The researchers hope their work will spark more than a passing tabloid interest in the topic — they see this as the first step toward ensuring proper care for pregnant transgender men. “Many health care providers may feel confused about how to best care for transgender men — for many, this is new information,” study author Dr. Jennifer Kerns told Yahoo Health. “What this study emphasizes is that we can all start with the simple step of asking our patients about who they are and how they view this pregnancy. That’s just good care, regardless of who the patient is.”

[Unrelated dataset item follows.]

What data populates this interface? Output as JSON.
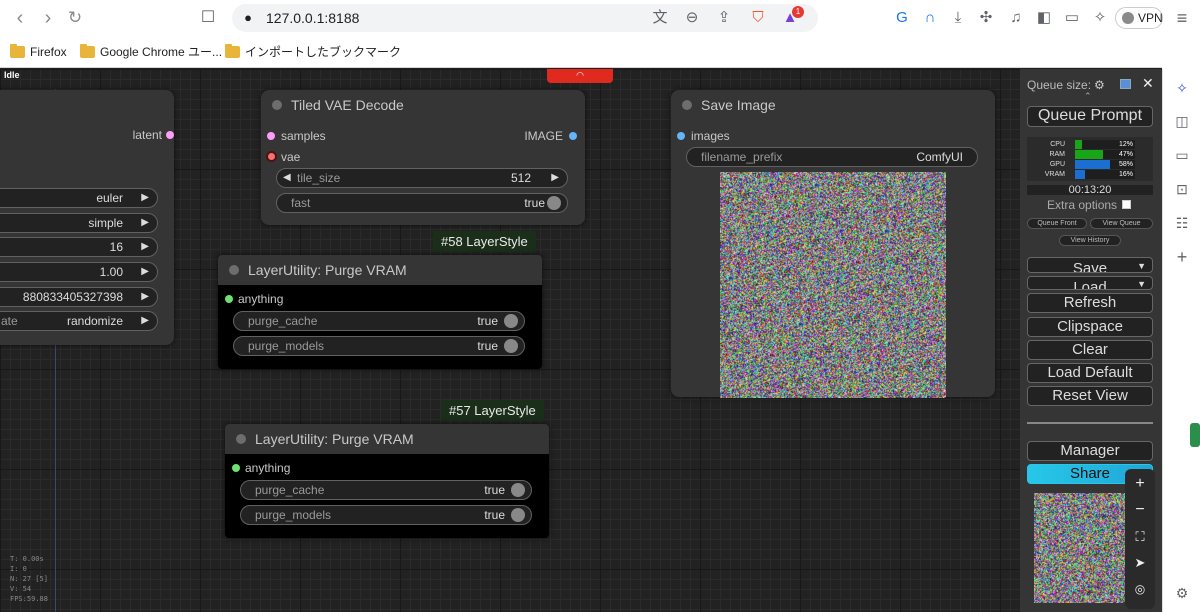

More specifically, Obedin-Maliver hopes doctors will make a conscious effort to use transgender patients’ preferred names and pronouns — and begin to view their health care needs as more than, “How do you plan to transition?” “They need routine consideration of both contraception and fertility planning — like anyone else,” she said. “This study will hopefully spur more people to be interested and think about creating evidence-based guidelines [for transgender health care].”